Als einzigen, aber nicht unerheblichen, Nachteil empfinde ich es, dass dem wichtigen Lernziel 8 (“tragfähiges Beziehungsmodell”) letztlich nur ein einziger Text positive Argumente zuspielt, nämlich der Beitrag von Christian Kummer: Evolution – ein Segen für die Theologie. Dieser – unbestritten gute – Beitrag wird förmlich erdrückt von Texten zu Lernziel 8, die allenfalls als Negativfolie dienen können: Paley als Vertreter einer natürlichen Theologie auf der einen, und atheistische Prominenz auf der anderen Seite (Kantischeider, Dawkins) sind vergleichsweise dominant. Der Autor plant jedoch, diesen Mangel dadurch zu beheben, dass er baldmöglichst auf der Website des Auer-Verlages zusätzliche Materialien zum Download zur Verfügung stellen wird, die ein Beziehungsmodell im Anschluss an Karl Rahner intensiver diskutieren.

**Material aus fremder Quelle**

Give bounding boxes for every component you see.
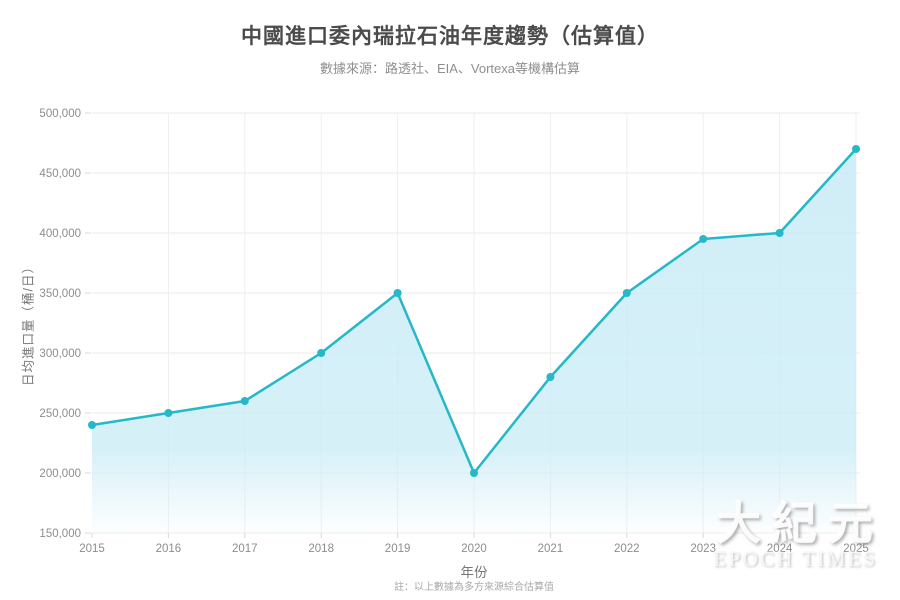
data-point-2021 xyxy=(546,373,555,381)
y-axis-title: 日均進口量（桶/日） xyxy=(21,260,36,386)
y-tick-label: 450,000 xyxy=(39,168,81,180)
data-point-2023 xyxy=(699,235,708,243)
y-tick-label: 400,000 xyxy=(39,228,81,240)
x-tick-label: 2022 xyxy=(614,543,640,555)
chart-footnote: 註：以上數據為多方來源綜合估算值 xyxy=(394,582,554,593)
x-tick-label: 2018 xyxy=(308,543,334,555)
data-point-2022 xyxy=(622,289,631,297)
y-tick-label: 300,000 xyxy=(39,348,81,360)
data-point-2016 xyxy=(164,409,173,417)
data-point-2019 xyxy=(393,289,402,297)
data-point-2020 xyxy=(470,469,478,477)
x-tick-label: 2025 xyxy=(843,543,869,555)
x-tick-label: 2024 xyxy=(767,543,793,555)
data-point-2018 xyxy=(317,349,326,357)
x-tick-label: 2016 xyxy=(156,543,182,555)
x-tick-label: 2015 xyxy=(79,543,105,555)
chart-title: 中國進口委內瑞拉石油年度趨勢（估算值） xyxy=(241,25,659,48)
data-point-2017 xyxy=(240,397,249,405)
data-point-2025 xyxy=(852,145,860,153)
x-tick-label: 2019 xyxy=(385,543,411,555)
x-axis-title: 年份 xyxy=(460,565,488,580)
chart-subtitle: 數據來源：路透社、EIA、Vortexa等機構估算 xyxy=(319,61,581,76)
y-tick-label: 150,000 xyxy=(39,528,81,540)
data-point-2024 xyxy=(775,229,784,237)
area-fill xyxy=(92,149,856,533)
y-tick-label: 200,000 xyxy=(39,468,81,480)
x-tick-label: 2017 xyxy=(232,543,258,555)
x-tick-label: 2023 xyxy=(690,543,716,555)
y-tick-label: 350,000 xyxy=(39,288,81,300)
x-tick-label: 2021 xyxy=(538,543,564,555)
y-tick-label: 250,000 xyxy=(39,408,81,420)
x-tick-label: 2020 xyxy=(461,543,487,555)
data-point-2015 xyxy=(88,421,96,429)
y-tick-label: 500,000 xyxy=(39,108,81,120)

Auf jeden Fall: Zusammen mit den kommentierten Literaturhinweisen, empfehlenswerten Internetlinks und Medienhinweisen verdient das 82-seitige Buch eine uneingeschränkte Empfehlung – nicht nur für Lehrer, sondern auch für Leser, die sich mit Primär- und Sekundärtexten in die Kontroverse um Evolution und Schöpfung einarbeiten möchten.
Wer nicht die Katze im Sack kaufen, sondern sich ein eigenes Bild verschaffen möchte: Auf derWebsite des Auer-Verlages kann der gesamte Band durchgeblättert werden. Vorbildlich!
Zum Autor
Matthias Roser ist Lehrer und Fachbereichsleiter für evangelische Religion an einer Gesamtschule mit gymnasialer Oberstufe; er arbeitet an einer Dissertation zum Thema und steht auf Anfrage für Veranstaltungen zur Verfügung.